En esta época posmoderna, los hechos objetivos han dejado de ser incuestionables. Lo importante ahora es cómo los percibimos y, sobre todo, la emoción que nos causan. La conmoción (lo que mueve a la emoción) como vehículo para la formación de la opinión pública, fenómeno que explica el triunfo de un hortera, ignorante y mentiroso en la Casa Blanca. Trump es el máximo exponente de la política posverdad. Se trata de un nuevo estadio de la verdad, el denominado como posverdad, que arraiga en el presente y nos empuja a valorar las creencias más que la objetividad incuestionable de los hechos fácticos. Ponderamos como relevante la verdad sentida en vez de la verdad demostrada, revelada. Así, creemos que la inmigración nos debilita y no aceptamos el hecho de que nos fortalece, ayuda y enriquece. En este dominio de la posverdad, las ideas ya no tienen significados precisos, sino que se prestan a una sinonimia de connotaciones múltiples que amparan una cosa y su contraria. De ahí que ayudar a los trabajadores sea, de manera simultánea, facilitar el despido barato y ofrecer un contrato temporal miserablemente remunerado. O que la economía consista recortar derechos y prestaciones. Incluso que la justicia social se base en la fiscalidad del trabajo para que las rentas del capital apenas tributen, pobres crucificados a impuestos para que los ricos se beneficien de amnistías fiscales y múltiples exenciones a la medida.
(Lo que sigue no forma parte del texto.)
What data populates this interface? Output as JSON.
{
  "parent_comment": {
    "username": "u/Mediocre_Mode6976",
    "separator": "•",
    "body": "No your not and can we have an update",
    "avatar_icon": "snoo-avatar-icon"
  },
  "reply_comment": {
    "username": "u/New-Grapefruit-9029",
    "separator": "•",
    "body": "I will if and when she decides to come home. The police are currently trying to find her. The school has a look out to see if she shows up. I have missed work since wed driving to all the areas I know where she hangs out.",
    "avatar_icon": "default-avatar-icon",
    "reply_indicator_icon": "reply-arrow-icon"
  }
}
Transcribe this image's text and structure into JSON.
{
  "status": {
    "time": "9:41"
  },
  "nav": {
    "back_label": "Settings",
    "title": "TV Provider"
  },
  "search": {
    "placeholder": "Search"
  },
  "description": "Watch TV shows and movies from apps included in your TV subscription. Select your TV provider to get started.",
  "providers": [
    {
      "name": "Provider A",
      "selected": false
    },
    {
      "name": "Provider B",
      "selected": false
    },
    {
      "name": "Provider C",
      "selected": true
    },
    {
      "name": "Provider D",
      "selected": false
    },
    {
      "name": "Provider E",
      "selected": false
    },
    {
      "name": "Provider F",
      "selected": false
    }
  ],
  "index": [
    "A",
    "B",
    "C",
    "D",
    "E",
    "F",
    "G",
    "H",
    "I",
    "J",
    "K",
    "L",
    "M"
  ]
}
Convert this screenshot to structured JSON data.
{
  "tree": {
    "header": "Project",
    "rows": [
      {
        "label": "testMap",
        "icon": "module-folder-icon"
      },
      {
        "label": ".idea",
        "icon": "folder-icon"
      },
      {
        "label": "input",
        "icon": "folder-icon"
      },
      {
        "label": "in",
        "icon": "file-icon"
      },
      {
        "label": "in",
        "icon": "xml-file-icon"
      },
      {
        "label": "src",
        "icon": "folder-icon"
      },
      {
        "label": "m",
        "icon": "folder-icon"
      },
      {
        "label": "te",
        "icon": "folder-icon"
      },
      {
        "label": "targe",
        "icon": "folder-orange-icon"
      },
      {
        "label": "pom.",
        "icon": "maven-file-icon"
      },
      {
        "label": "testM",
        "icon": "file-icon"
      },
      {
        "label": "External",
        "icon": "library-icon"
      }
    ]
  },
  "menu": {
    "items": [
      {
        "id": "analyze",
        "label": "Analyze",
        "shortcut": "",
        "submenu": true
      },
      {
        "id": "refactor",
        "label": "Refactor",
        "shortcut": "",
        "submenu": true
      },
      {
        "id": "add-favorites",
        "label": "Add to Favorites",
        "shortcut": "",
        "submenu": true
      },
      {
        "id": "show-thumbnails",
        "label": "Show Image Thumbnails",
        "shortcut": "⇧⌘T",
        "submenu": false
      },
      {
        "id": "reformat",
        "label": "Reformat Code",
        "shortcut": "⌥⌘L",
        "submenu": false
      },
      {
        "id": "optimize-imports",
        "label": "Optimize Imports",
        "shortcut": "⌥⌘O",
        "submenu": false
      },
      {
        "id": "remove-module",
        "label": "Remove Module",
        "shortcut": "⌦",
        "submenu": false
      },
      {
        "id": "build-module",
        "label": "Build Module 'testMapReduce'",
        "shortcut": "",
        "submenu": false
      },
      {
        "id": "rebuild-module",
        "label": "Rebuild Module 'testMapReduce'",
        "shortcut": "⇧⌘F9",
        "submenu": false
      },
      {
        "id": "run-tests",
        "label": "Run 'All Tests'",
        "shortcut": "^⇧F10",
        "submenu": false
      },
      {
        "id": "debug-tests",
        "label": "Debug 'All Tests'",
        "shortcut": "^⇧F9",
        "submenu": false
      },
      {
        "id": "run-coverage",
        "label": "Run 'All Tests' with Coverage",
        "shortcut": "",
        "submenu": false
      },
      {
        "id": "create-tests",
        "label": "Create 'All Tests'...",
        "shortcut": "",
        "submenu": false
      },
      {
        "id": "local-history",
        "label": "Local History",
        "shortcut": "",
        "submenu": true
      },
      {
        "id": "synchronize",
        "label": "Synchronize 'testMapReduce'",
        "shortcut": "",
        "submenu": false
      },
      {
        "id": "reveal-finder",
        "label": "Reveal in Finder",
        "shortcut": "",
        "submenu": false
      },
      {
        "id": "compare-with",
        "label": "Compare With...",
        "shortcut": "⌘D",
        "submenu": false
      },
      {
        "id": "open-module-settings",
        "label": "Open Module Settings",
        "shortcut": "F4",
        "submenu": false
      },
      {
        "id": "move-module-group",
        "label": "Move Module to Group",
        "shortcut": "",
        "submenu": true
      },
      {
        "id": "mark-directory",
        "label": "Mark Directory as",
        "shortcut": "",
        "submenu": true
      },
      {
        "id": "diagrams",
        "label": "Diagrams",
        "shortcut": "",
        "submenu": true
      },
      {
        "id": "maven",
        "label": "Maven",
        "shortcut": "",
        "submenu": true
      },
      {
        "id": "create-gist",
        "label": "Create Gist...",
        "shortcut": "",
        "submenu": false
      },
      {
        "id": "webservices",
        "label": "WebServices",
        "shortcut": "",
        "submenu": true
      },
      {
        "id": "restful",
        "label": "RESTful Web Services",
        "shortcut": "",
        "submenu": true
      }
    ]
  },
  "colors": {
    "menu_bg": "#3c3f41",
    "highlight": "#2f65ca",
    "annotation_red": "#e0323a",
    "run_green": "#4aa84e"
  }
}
Son tiempos, pues, de confusión para el común de la gente. Tiempos de incredulidad, hartazgo y desilusión, que nos llevan a pasar de todo., pero extraordinariamente provechosos para esa minoría que se hace más rica cuando a la mayoría la asfixia una crisis interminable. Tiempos en que los poderosos acumulan prebendan y privilegios cuando las estrecheces y dificultades castigan a los demás, reservándoles el empobrecimiento como único destino. En una época así no es de extrañar que se esté de vuelta de todo. Es un grado más de la posmodernidad que va más allá de la posverdad: es el postodo. Un estado de ánimo social del que se muestra indiferente ante lo que ocurre, una especie de anomia social surgida del desencanto, la apatía, la frustración. Estamos inmersos en el postodo porque todo da lo mismo. Las empresas van a lo suyo, los políticos luchan por sus poltronas, los sistemas de auxilio han de ser “rentables”, el Estado ha de ahorrar “gastos” en prestaciones y servicios, las ciudades son campos de batalla hostiles, los desconocidos son sospechosos criminales y cualquier hecho o verdad que teníamos por sólida es ahora interpretable o vacía de contenido. En un mundo así, donde cualquier mequetrefe puede sentarse en el sillón más poderoso del planeta, es más práctico, para evitar disgustos, pasar de todo, participar del postodo, la posverdad y el posmodernismo. Total, siempre nos tocará pagar los platos rotos._________
* Citado por Zygmunt Bauman en Tiempos líquidos, pág. 27.